- The Gauteng provincial government has signed a multimillion-rand memorandum with BMW South Africa to assist in the fight against Covid-19.
- BMW donated over 700 beds to the department to assist eight identified hospitals.
- Premier David Makhura has urged communities to work with the government as the peak gets closer.
Gauteng Premier David Makhura says the Covid-19 storm has hit the province and it can't be avoided.
Makhura was speaking at BMW South Africa in Midrand on Monday, where he attended the signing of a Memorandum of Understanding (MOU) with the car manufacturer, along with the German government.
Gauteng Department of Health MEC Bandile Masuku was also at the signing, which will see over 700 additional beds given to identified hospitals across the province.
"As we are here today to witness an important opportunity, where we are signing an MOU between the Department of Health, GIZ and BMW, I must say that that storm has arrived in Gauteng as we speak. And when we say that storm is here, we are saying it will take all of us to weather the storm," Makhura said.
The multimillion-rand investment by the car manufacturer is part of the strategic public private partnership between the province and the private sector to transform the healthcare system beyond Covid-19.

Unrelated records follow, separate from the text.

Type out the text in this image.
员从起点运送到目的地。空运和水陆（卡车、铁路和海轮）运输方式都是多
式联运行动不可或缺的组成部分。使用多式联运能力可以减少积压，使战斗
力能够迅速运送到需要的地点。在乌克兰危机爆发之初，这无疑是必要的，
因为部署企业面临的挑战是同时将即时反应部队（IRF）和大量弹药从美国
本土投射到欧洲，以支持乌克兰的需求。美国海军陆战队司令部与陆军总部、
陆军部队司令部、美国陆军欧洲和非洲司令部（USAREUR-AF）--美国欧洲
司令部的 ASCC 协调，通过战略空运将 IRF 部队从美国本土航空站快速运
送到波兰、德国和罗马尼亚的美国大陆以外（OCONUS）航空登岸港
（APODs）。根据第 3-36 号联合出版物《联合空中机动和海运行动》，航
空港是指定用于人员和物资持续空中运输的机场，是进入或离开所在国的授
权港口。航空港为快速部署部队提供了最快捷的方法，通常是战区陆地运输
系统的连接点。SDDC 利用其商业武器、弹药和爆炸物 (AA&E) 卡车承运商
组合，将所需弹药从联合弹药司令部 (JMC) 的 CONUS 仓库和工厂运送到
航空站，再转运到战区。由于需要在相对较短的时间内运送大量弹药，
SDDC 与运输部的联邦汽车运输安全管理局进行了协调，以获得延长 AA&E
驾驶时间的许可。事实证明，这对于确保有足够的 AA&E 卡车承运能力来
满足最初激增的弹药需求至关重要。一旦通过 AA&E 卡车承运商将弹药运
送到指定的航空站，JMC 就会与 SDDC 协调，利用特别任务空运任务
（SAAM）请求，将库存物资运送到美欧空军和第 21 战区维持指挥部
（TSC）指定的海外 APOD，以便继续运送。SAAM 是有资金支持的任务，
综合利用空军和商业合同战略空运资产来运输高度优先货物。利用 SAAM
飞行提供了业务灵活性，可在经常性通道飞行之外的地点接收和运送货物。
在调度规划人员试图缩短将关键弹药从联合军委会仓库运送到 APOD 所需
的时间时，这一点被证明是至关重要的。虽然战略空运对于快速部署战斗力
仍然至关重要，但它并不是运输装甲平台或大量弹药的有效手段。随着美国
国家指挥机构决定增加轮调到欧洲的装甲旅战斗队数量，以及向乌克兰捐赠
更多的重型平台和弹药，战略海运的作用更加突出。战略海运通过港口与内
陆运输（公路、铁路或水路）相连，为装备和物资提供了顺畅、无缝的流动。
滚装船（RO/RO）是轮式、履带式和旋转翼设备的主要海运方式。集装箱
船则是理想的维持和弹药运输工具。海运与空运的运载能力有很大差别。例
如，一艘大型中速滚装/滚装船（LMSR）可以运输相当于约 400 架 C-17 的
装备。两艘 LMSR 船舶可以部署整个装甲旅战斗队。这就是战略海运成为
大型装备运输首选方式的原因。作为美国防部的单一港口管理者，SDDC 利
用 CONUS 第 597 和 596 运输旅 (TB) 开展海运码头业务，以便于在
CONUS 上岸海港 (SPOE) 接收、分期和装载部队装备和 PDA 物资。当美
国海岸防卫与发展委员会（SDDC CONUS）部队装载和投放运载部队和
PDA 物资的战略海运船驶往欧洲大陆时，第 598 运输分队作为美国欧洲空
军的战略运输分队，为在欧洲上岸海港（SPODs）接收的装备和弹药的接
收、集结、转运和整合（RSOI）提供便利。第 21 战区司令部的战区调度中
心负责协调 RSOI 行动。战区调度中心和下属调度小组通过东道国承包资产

The manufacturer will also be donating ambulances.
The signing took place during a virtual Skype meeting and was joined by guests from Munich in Germany as well as Health Minister Zweli Mkhize.
BMW South Africa CEO Tim Abbott said 200 000 masks were currently being manufactured in Munich and would be shipped to Gauteng to assist the department.
Abbott said eight hospitals across Gauteng will be upgraded and supported.
Makhura said the province had already been working on placing over 2 000 additional beds in its key hospitals in the north, south, west and centre of the province.
He added that the memorandum would also see additional personal protective equipment (PPE) being provided to healthcare facilities. These would be given to hospitals such as George Mukhari Academic Hospital, Jubilee, Bronkhorspruit and other clinics across the province.
Makhura said there would be challenges as the country enters the storm, especially the opening of schools, restaurants and other entertainment areas.
He said the province was looking at all possibilities to deal with the challenges, including consulting with Mkhize and the national health department.
"We are doing everything to ensure that we slow down the spread, but we overcome in the end. I want to use this opportunity to say that government, in partnership with the private sector, can only do so much. A lot more can be done by ordinary people in the communities themselves," he said.
He urged the public to change their social behaviour, to maintain physical distancing and also to wear their masks.
Makhura said it was difficult to keep the economy closed for all, and urged all businesses to ensure there were measures in place to reduce the spread of the virus.
"Small businesses that are open cannot be cluster outbreaks. We don't want to open a business today and shut it tomorrow. We don't want our schools to be points of outbreaks. We don't want to be opening and closing schools. We can only do so if we take all the precautions."
Speaking on behalf of the Gauteng health department, Makhura said communities should brace themselves for the peak - but it should not be viewed as a tragedy.
He said the province was fortunate that the active cases were not necessarily in need of medical attention.
He said the department continued to monitor the rising cases in healthcare facilities.
Health MEC Masuku added that it was important to note the people succumbing to the virus were the elderly and those with comorbidities.